Things became even tougher for Charlton his second year in the league. Tank and Crawford still led the charge in playing time, but now he had to compete with Randy Gregory for reps. All three of those guys saw more action than Charlton as he only played in two more snaps than he did his rookie season. Even rookie Dorance Armstrong was cutting in to his playing time. It appeared that he started falling out of favor with the coaching staff as Charlton was a healthy scratch for a few games during the year. He finished with just one sack on the season.
Entering the 2019 season, Lawrence received a five-year, $105 million contract. Gregory has been suspended again, but the team traded for Robert Quinn to play opposite Tank. They also signed Kerry Hyder in free agency. Suddenly, the Cowboys had a very deep edge rushing group, and it made us first ponder the idea of trading Charlton before the draft to gain some extra draft resources and help strengthen another area on the roster. Of course, nothing happened and the team ended up drafting two more defensive ends in Joe Jackson and Jalen Jelks. And when training camp rolled around, there were so many appealing options that once again the notion to trade Charlton entered our thoughts. This time, we even set a Week 3 deadline as it marked the return of Quinn, who started the season serving a two-game suspension.
Taco was inactive for the first two games of the season, and it was becoming more and more clear that the team was ready to move on from him. The Cowboys tried to find a trade partner for Charlton, but there were no takers. People claim a change of scenery may do him wonders, but if he can’t find success under the coaching of Rod Marinelli, that has to be a concern. So, it really shouldn’t be all that surprising that not even a single team was willing to part with some late-round draft capital to get him.

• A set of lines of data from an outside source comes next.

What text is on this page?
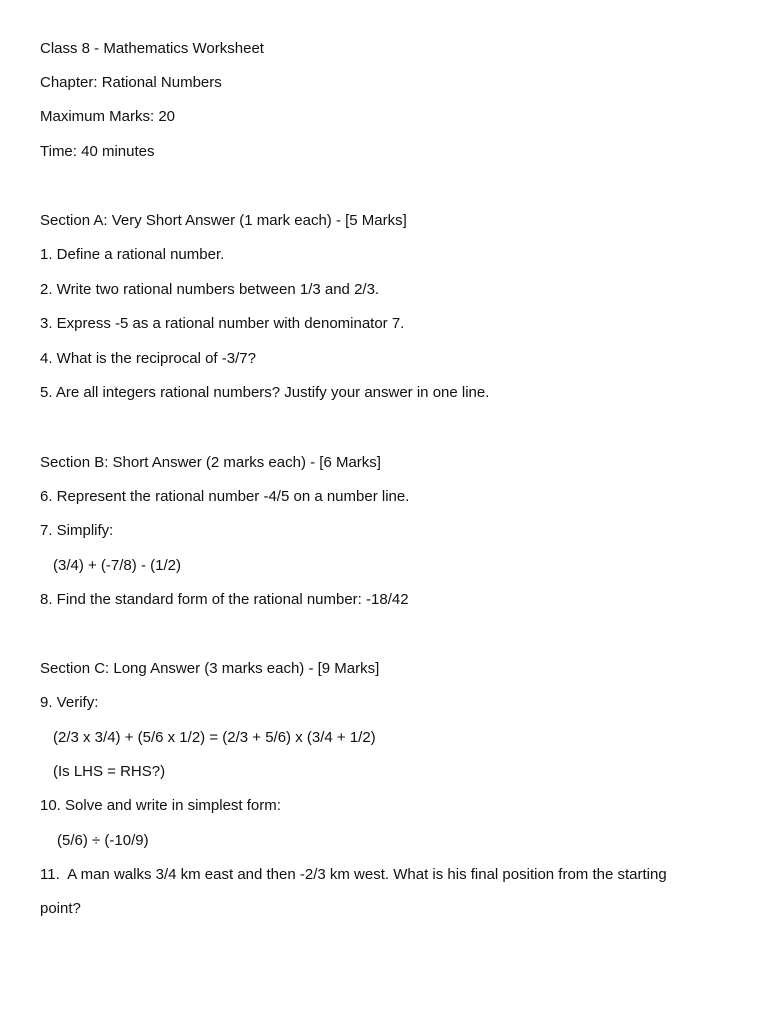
Class 8 - Mathematics Worksheet
Chapter: Rational Numbers
Maximum Marks: 20
Time: 40 minutes
Section A: Very Short Answer (1 mark each) - [5 Marks]
1. Define a rational number.
2. Write two rational numbers between 1/3 and 2/3.
3. Express -5 as a rational number with denominator 7.
4. What is the reciprocal of -3/7?
5. Are all integers rational numbers? Justify your answer in one line.
Section B: Short Answer (2 marks each) - [6 Marks]
6. Represent the rational number -4/5 on a number line.
7. Simplify:
(3/4) + (-7/8) - (1/2)
8. Find the standard form of the rational number: -18/42
Section C: Long Answer (3 marks each) - [9 Marks]
9. Verify:
(2/3 x 3/4) + (5/6 x 1/2) = (2/3 + 5/6) x (3/4 + 1/2)
(Is LHS = RHS?)
10. Solve and write in simplest form:
(5/6) ÷ (-10/9)
11.  A man walks 3/4 km east and then -2/3 km west. What is his final position from the starting point?
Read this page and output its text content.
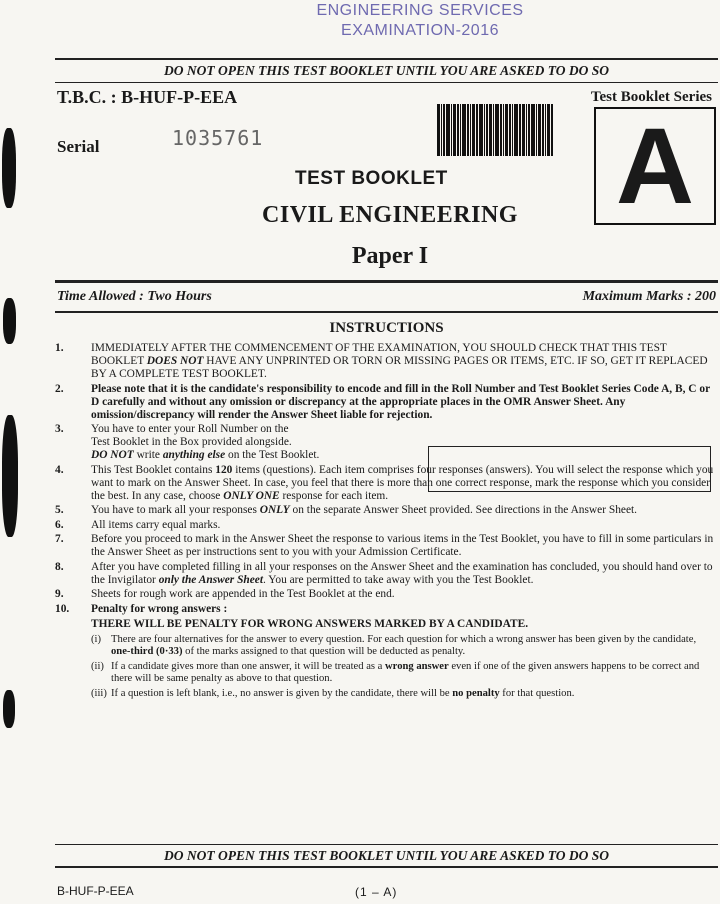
ENGINEERING SERVICES
EXAMINATION-2016
DO NOT OPEN THIS TEST BOOKLET UNTIL YOU ARE ASKED TO DO SO
T.B.C. : B-HUF-P-EEA	Test Booklet Series
Serial	1035761	A
TEST BOOKLET
CIVIL ENGINEERING
Paper I
Time Allowed : Two Hours	Maximum Marks : 200
INSTRUCTIONS
1. IMMEDIATELY AFTER THE COMMENCEMENT OF THE EXAMINATION, YOU SHOULD CHECK THAT THIS TEST BOOKLET DOES NOT HAVE ANY UNPRINTED OR TORN OR MISSING PAGES OR ITEMS, ETC. IF SO, GET IT REPLACED BY A COMPLETE TEST BOOKLET.
2. Please note that it is the candidate's responsibility to encode and fill in the Roll Number and Test Booklet Series Code A, B, C or D carefully and without any omission or discrepancy at the appropriate places in the OMR Answer Sheet. Any omission/discrepancy will render the Answer Sheet liable for rejection.
3. You have to enter your Roll Number on the
Test Booklet in the Box provided alongside.
DO NOT write anything else on the Test Booklet.
4. This Test Booklet contains 120 items (questions). Each item comprises four responses (answers). You will select the response which you want to mark on the Answer Sheet. In case, you feel that there is more than one correct response, mark the response which you consider the best. In any case, choose ONLY ONE response for each item.
5. You have to mark all your responses ONLY on the separate Answer Sheet provided. See directions in the Answer Sheet.
6. All items carry equal marks.
7. Before you proceed to mark in the Answer Sheet the response to various items in the Test Booklet, you have to fill in some particulars in the Answer Sheet as per instructions sent to you with your Admission Certificate.
8. After you have completed filling in all your responses on the Answer Sheet and the examination has concluded, you should hand over to the Invigilator only the Answer Sheet. You are permitted to take away with you the Test Booklet.
9. Sheets for rough work are appended in the Test Booklet at the end.
10. Penalty for wrong answers :
THERE WILL BE PENALTY FOR WRONG ANSWERS MARKED BY A CANDIDATE.
(i) There are four alternatives for the answer to every question. For each question for which a wrong answer has been given by the candidate, one-third (0·33) of the marks assigned to that question will be deducted as penalty.
(ii) If a candidate gives more than one answer, it will be treated as a wrong answer even if one of the given answers happens to be correct and there will be same penalty as above to that question.
(iii) If a question is left blank, i.e., no answer is given by the candidate, there will be no penalty for that question.
DO NOT OPEN THIS TEST BOOKLET UNTIL YOU ARE ASKED TO DO SO
B-HUF-P-EEA	(1 – A)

The Cowboys needed to make a roster move to make room for Quinn, but did it really have to be Charlton that got the ax? Was he really the least talented player on the roster? Probably not, but the team didn’t want to cut loose some of their young prospects. Players like Devin Smith and Luke Gifford have already turned heads so they’re not going anywhere. And when you listen to all the positive things being said about Joe Jackson and Brandon Knight, the team just doesn’t want to turn these guys away simply just to give Charlton more time. Drafting Charlton in the first place wasn’t a good move, but credit the front office for not compounding the mistake by keeping him around, resulting in other potential contributors being released.